Pro-life oratory contest open to all juniors, seniors

   “Let your voice be heard” is what organizers of the New Orleans Right to Life Pro-Life Oratory Contest are saying to all junior and senior high school students in the New Orleans area interested in entering the upcoming contest on April 10 at 6 p.m. at Jesuit High School.

    Participants will have five to seven minutes to use and improve their public speaking skills and voice their opinion among peers on any human rights or life issues – abortion, euthanasia, fetal stem cell research or infanticide.

    Judges will determine the winners, with the first-place winner earning $100 and advancing to the state competition May 3. Cash prizes also will be awarded to the second- ($50) and third-place ($25) finishers. Last year’s regional winner was Christopher Mire of Jesuit. A past regional and state winner, David Scotten, is now creating a documentary on his experience of finding his birth parents.

Deadine extended
    Deadline to enter has been extended to April 7.

    Scott Delatte, contest organizer and host, is working on the contest with Louisiana Right to Life and New Orleans Right to Life. He currently co-moderates Jesuit’s Pro-Life Club with Susan De Boisblanc but was president of the club while a Jesuit student.

    He said his involvement with the Jesuit club helped him understand what it meant to be pro-life and voice a reasonable pro-life position.

    “By the time junior year came around, I felt I was pretty articulate and knew what I wanted to say,” he said. He entered the contest and placed second in regionals in 2005 and third in 2006.

    The club lives out its three pillars of education, prayer and activism by fostering awareness of the pro-life movement through annual Jesuit March for Life trips to Washington, D.C., weekend visits to the abortion clinic on Ridgelake Avenue in Metairie to pray the rosary; and educational projects at school such as posting 4,100 different professions on Post It notes in the Jesuit student commons to illustrate the 4,100 human lives lost daily to abortion.

    As moderator, he said he continues “to instill awareness and help members formulate an educated argument to defend the pro-life position once they get to college. That’s one of our biggest goals. … We really want them to have some sort of awareness.”

    He said he gained a lot by participating in the contest and knows others can, too.
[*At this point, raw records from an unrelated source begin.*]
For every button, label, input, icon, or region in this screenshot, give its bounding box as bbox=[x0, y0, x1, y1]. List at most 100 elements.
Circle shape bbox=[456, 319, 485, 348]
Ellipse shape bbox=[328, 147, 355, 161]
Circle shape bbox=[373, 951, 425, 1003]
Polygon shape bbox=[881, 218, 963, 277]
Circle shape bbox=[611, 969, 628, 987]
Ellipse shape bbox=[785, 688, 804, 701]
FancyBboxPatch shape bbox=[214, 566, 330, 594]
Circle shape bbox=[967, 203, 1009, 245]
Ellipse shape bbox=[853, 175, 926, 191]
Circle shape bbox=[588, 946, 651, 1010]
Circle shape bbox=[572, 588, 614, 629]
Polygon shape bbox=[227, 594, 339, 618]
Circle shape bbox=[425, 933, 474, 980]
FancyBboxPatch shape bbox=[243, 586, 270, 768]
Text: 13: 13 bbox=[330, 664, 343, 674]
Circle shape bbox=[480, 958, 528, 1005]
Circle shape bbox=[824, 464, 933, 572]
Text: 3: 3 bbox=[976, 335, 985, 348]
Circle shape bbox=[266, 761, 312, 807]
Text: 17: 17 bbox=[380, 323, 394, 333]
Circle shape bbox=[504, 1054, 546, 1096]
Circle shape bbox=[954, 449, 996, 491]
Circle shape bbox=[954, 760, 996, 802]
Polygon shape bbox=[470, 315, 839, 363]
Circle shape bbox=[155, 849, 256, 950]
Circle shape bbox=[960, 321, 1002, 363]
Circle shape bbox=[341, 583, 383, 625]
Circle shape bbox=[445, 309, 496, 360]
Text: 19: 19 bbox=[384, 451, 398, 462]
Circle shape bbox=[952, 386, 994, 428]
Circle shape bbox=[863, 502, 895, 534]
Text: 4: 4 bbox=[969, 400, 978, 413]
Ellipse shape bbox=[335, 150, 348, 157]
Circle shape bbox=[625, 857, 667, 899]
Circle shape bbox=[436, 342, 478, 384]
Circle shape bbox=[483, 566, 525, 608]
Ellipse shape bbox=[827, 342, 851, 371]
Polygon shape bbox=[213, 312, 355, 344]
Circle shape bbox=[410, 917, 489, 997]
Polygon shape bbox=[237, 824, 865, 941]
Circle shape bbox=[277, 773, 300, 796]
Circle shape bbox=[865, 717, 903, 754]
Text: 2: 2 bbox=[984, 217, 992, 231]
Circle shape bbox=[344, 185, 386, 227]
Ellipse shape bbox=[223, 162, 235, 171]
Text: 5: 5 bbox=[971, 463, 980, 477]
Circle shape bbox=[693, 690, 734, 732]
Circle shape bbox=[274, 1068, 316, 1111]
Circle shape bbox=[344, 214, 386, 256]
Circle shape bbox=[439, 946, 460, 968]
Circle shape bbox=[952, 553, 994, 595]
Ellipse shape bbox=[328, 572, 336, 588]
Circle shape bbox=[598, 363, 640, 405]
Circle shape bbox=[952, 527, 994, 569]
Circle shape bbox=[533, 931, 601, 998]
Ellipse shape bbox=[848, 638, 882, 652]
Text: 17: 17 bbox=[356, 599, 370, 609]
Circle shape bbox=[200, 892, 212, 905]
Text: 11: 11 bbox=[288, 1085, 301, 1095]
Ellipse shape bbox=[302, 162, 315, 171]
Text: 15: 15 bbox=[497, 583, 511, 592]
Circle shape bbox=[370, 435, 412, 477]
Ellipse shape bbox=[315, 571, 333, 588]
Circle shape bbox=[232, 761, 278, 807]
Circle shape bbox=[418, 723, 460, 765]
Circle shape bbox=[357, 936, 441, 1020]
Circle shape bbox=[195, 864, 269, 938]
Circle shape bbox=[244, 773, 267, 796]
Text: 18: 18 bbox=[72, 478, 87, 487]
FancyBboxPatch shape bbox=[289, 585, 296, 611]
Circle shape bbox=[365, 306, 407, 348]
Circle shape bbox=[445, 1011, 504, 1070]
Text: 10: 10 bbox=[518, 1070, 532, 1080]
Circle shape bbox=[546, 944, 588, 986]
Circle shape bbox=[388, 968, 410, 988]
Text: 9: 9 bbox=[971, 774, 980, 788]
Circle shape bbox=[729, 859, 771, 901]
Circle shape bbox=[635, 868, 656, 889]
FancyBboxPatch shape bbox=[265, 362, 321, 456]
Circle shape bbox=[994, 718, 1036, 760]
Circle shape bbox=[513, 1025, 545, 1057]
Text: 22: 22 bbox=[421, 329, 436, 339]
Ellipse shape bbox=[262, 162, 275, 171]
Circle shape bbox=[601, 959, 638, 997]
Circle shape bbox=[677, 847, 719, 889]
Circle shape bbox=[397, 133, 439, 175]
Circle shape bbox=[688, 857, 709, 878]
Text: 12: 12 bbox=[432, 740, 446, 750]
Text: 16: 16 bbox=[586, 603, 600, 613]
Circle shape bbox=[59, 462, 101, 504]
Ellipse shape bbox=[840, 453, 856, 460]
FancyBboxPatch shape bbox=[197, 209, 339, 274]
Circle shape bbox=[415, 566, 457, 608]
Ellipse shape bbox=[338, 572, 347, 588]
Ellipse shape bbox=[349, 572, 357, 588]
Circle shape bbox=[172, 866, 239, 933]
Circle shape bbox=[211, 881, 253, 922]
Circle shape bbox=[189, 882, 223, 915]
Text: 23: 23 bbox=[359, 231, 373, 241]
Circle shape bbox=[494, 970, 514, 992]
    “For me, the important thing I gained from the contest was meeting other pro-life people and sharing my views on pro-life (issues) and why I was pro-life,” Delatte said. “Contestants share their own perspective and stories. I think that is enriching for them. The practice of being able to explain why you feel a certain way about euthanasia or abortion and articulating it can help you and help those who hear it become more motivated.”